The Nature of God by A.W. Pink.
Ministers of old never bought the lie of drunkenness being a
disease.
Doctors might afford a temporary escape, but the real bonds are not broken. At the end of the apparent but brief deliverance, it will be found that the chains remain. Medicine might address itself to effects, but the cause is real and dominant as ever. The doctor has no cure for the drunkard. Medical skill cannot save him. But grace can! Without doctors, drugs, priests, penance, works, money or price, grace actually saves. Hallelujah! Yes, grace saves. It snaps the fetters of a lifetime and makes a poor sinner a partaker of the divine nature and a rejoicing saint.
Dr. J.H. Jowett in his book written in 1920 says:
A little while ago I was speaking to a New York doctor, a man of long and varied experience with the diseases that afflict both body and mind.
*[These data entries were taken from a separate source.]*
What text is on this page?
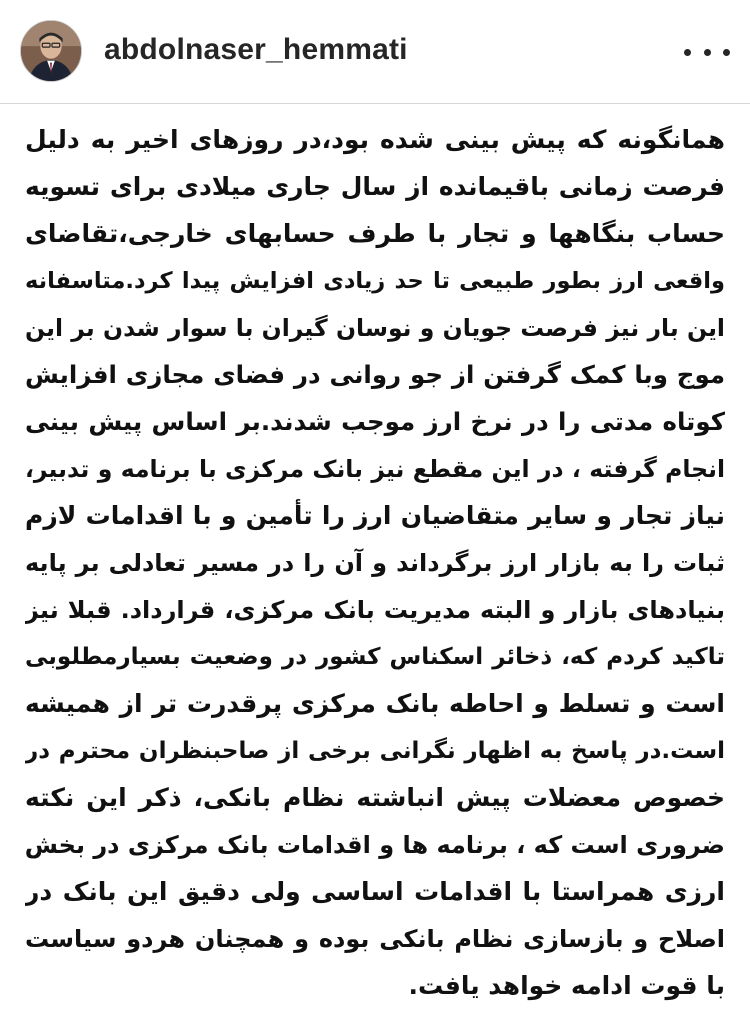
abdolnaser_hemmati
همانگونه که پیش بینی شده بود،در روزهای اخیر به دلیل
فرصت زمانی باقیمانده از سال جاری میلادی برای تسویه
حساب بنگاهها و تجار با طرف حسابهای خارجی،تقاضای
واقعی ارز بطور طبیعی تا حد زیادی افزایش پیدا کرد.متاسفانه
این بار نیز فرصت جویان و نوسان گیران با سوار شدن بر این
موج وبا کمک گرفتن از جو روانی در فضای مجازی افزایش
کوتاه مدتی را در نرخ ارز موجب شدند.بر اساس پیش بینی
انجام گرفته ، در این مقطع نیز بانک مرکزی با برنامه و تدبیر،
نیاز تجار و سایر متقاضیان ارز را تأمین و با اقدامات لازم
ثبات را به بازار ارز برگرداند و آن را در مسیر تعادلی بر پایه
بنیادهای بازار و البته مدیریت بانک مرکزی، قرارداد. قبلا نیز
تاکید کردم که، ذخائر اسکناس کشور در وضعیت بسیارمطلوبی
است و تسلط و احاطه بانک مرکزی پرقدرت تر از همیشه
است.در پاسخ به اظهار نگرانی برخی از صاحبنظران محترم در
خصوص معضلات پیش انباشته نظام بانکی، ذکر این نکته
ضروری است که ، برنامه ها و اقدامات بانک مرکزی در بخش
ارزی همراستا با اقدامات اساسی ولی دقیق این بانک در
اصلاح و بازسازی نظام بانکی بوده و همچنان هردو سیاست
با قوت ادامه خواهد یافت.
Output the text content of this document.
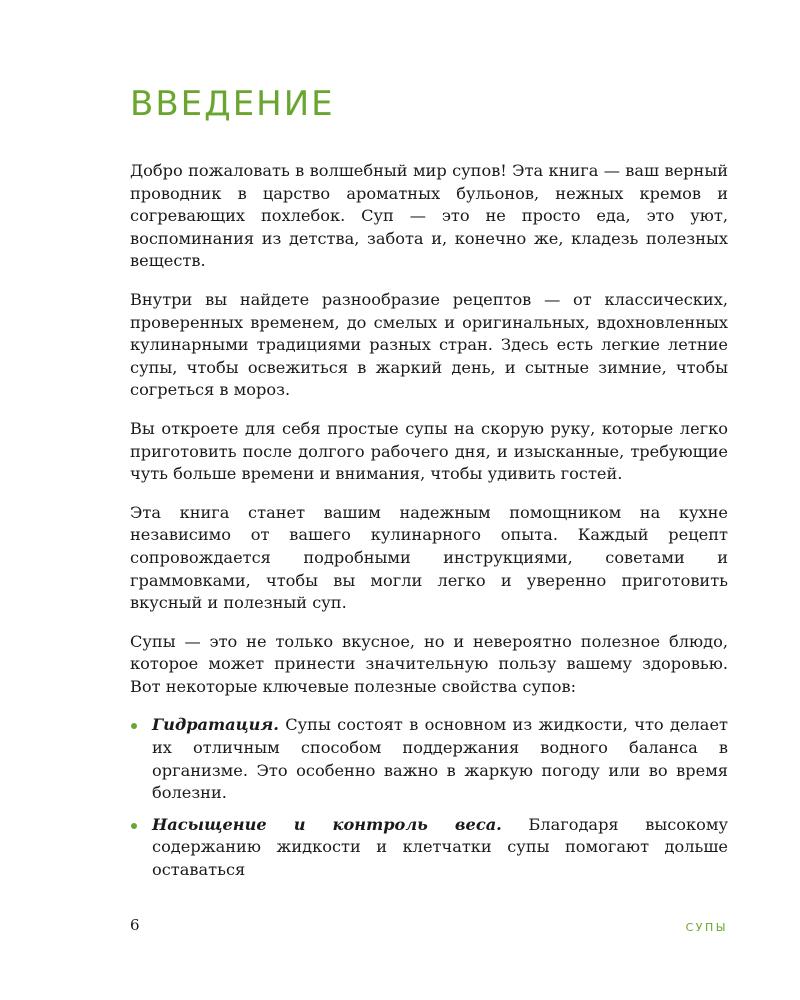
ВВЕДЕНИЕ

Добро пожаловать в волшебный мир супов! Эта книга — ваш верный проводник в царство ароматных бульонов, нежных кремов и согревающих похлебок. Суп — это не просто еда, это уют, воспоминания из детства, забота и, конечно же, кладезь полезных веществ.

Внутри вы найдете разнообразие рецептов — от классических, проверенных временем, до смелых и оригинальных, вдохновленных кулинарными традициями разных стран. Здесь есть легкие летние супы, чтобы освежиться в жаркий день, и сытные зимние, чтобы согреться в мороз.

Вы откроете для себя простые супы на скорую руку, которые легко приготовить после долгого рабочего дня, и изысканные, требующие чуть больше времени и внимания, чтобы удивить гостей.

Эта книга станет вашим надежным помощником на кухне независимо от вашего кулинарного опыта. Каждый рецепт сопровождается подробными инструкциями, советами и граммовками, чтобы вы могли легко и уверенно приготовить вкусный и полезный суп.

Супы — это не только вкусное, но и невероятно полезное блюдо, которое может принести значительную пользу вашему здоровью. Вот некоторые ключевые полезные свойства супов:

Гидратация. Супы состоят в основном из жидкости, что делает их отличным способом поддержания водного баланса в организме. Это особенно важно в жаркую погоду или во время болезни.
Насыщение и контроль веса. Благодаря высокому содержанию жидкости и клетчатки супы помогают дольше оставаться
6	СУПЫ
I asked him how many cases he had known of the slaves of drink having been delivered by medical treatment into health and freedom. How many he had been able to “doctor” into liberty and self-control. He immediately replied, “Not one.” He further assured me that he believed his experience would be corroborated by the testimony of the faculty of medicine.
The following is from David Brainerd’s journal while serving the Indians June 19 to November 4, 1745, at Crossweeksung in New Jersey.
The effects of this work have been very remarkable. I doubt not that many of these people have gained more doctrinal knowledge of divine truths, since I first visited them in June last, that could have been instilled into their minds by the most diligent use of proper and instructive means for whole years altogether, without such a divine influence. Their pagan notions and idolatrous practices seem to be entirely abandoned in these parts. They are regulated and appear regularly disposed in the affairs of marriage. They seem generally divorced from drunkenness, their darling vice, the “sin that easily besets them.” Some of them seem now to fear this sin in particular more than death itself.